Dixon Lab: Understanding and Manipulating Plant Metabolism for Agriculture, Energy and Health
Richard A. Dixon is Distinguished Research Professor in the Department of Biological Sciences at the University of North Texas, Denton. He was previously Distinguished Professor and Samuel Roberts Noble Research Chair, Senior Vice President and Founding Director of the Plant Biology Division at the Samuel Roberts Noble Foundation, Ardmore, Oklahoma, where he worked from 1988-2013. He holds Adjunct Professorships at Rice University, the University of Texas at Austin, Washington State University, Oklahoma State University and the University of Oklahoma. He received his Bachelor's and Doctoral degrees in Biochemistry and Botany from the University of Oxford, UK, and postdoctoral training in Plant Biochemistry at the University of Cambridge, UK. He was awarded the Doctor of Science degree for his research achievements by the University of Oxford in 2004. His research interests center on the biochemistry, molecular biology and metabolic engineering of plant natural product pathways and their implications for agriculture and human health, and the engineering of lignocellulosic biomass for the improvement of forage and bioenergy feedstocks. He has published over 400 papers and chapters on these and related topics in international journals. Professor Dixon is a Member of the US National Academy of Sciences (Plant and Soil Sciences Section, elected in May 2007), a Fellow of the American Association for the Advancement of Science (elected in 2003), a member of the Editorial Boards of five international journals, and has been named by the Institute for Scientific Information as one of the 10 most cited authors in the plant and animal sciences.

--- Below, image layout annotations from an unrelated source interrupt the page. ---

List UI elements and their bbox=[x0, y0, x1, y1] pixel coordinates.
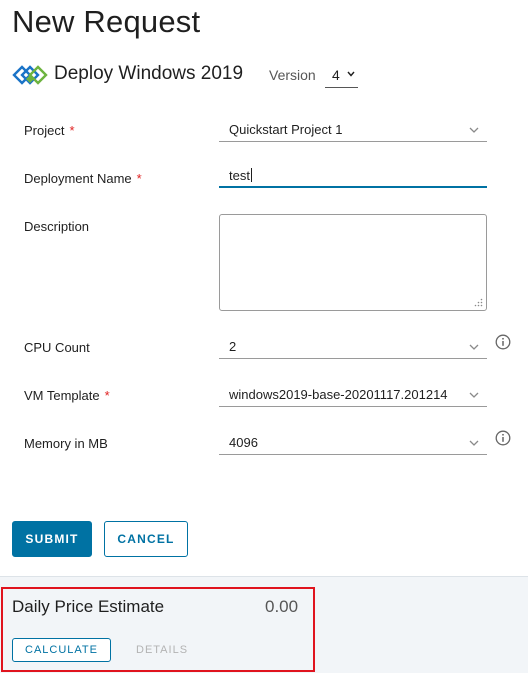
submit-button[interactable]: SUBMIT bbox=[12, 521, 92, 557]
cancel-button[interactable]: CANCEL bbox=[104, 521, 188, 557]
info-icon[interactable] bbox=[495, 334, 511, 350]
info-icon[interactable] bbox=[495, 430, 511, 446]
version-value: 4 bbox=[332, 67, 340, 83]
chevron-down-icon bbox=[469, 127, 479, 133]
cpu-count-select[interactable]: 2 bbox=[219, 334, 487, 359]
project-value: Quickstart Project 1 bbox=[229, 122, 343, 137]
details-button[interactable]: DETAILS bbox=[136, 644, 188, 656]
cpu-count-value: 2 bbox=[229, 339, 237, 354]
required-marker: * bbox=[136, 171, 142, 186]
deployment-name-value: test bbox=[229, 168, 252, 183]
new-request-page: New Request Deploy Windows 2019 Version … bbox=[0, 0, 528, 673]
calculate-button[interactable]: CALCULATE bbox=[12, 638, 111, 662]
version-label: Version bbox=[269, 67, 316, 83]
description-label: Description bbox=[24, 219, 90, 234]
chevron-down-icon bbox=[469, 344, 479, 350]
project-label: Project * bbox=[24, 123, 75, 138]
vm-template-select[interactable]: windows2019-base-20201117.201214 bbox=[219, 382, 487, 407]
memory-value: 4096 bbox=[229, 435, 258, 450]
blueprint-logo-icon bbox=[12, 65, 48, 85]
estimate-title: Daily Price Estimate bbox=[12, 597, 165, 616]
project-select[interactable]: Quickstart Project 1 bbox=[219, 117, 487, 142]
deployment-name-label: Deployment Name * bbox=[24, 171, 142, 186]
estimate-value: 0.00 bbox=[265, 597, 299, 616]
resize-grip-icon[interactable] bbox=[474, 298, 483, 307]
chevron-down-icon bbox=[347, 71, 355, 77]
version-select[interactable]: 4 bbox=[325, 61, 358, 88]
memory-select[interactable]: 4096 bbox=[219, 430, 487, 455]
vm-template-label: VM Template * bbox=[24, 388, 110, 403]
description-textarea[interactable] bbox=[219, 214, 487, 311]
chevron-down-icon bbox=[469, 392, 479, 398]
required-marker: * bbox=[69, 123, 75, 138]
blueprint-name: Deploy Windows 2019 bbox=[54, 63, 244, 84]
blueprint-header: Deploy Windows 2019 Version 4 bbox=[12, 58, 512, 92]
page-title: New Request bbox=[12, 4, 201, 39]
cpu-count-label: CPU Count bbox=[24, 340, 90, 355]
chevron-down-icon bbox=[469, 440, 479, 446]
required-marker: * bbox=[104, 388, 110, 403]
deployment-name-input[interactable]: test bbox=[219, 163, 487, 188]
vm-template-value: windows2019-base-20201117.201214 bbox=[229, 387, 448, 402]
text-caret bbox=[250, 168, 252, 182]
memory-label: Memory in MB bbox=[24, 436, 108, 451]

Work in the Dixon laboratory centers on the metabolic engineering of plant natural product and cell wall pathways. Fundamental studies target the biosynthetic pathways of a range of natural products including flavonoids, isoflavones, condensed tannins, and terpenoids. We are interested in discovering new enzymes in these biosynthetic pathways, utilizing genomic and genetic approaches. We are also engineering these pathways for production of plant metabolites that positively impact human health or improve the quality of forage crops.
Work on plant cell wall engineering is targeted towards the modification of the lignin polymer to generate forages with improved digestibility and bioenergy crops that are easier to process to ethanol and other liquid biofuels.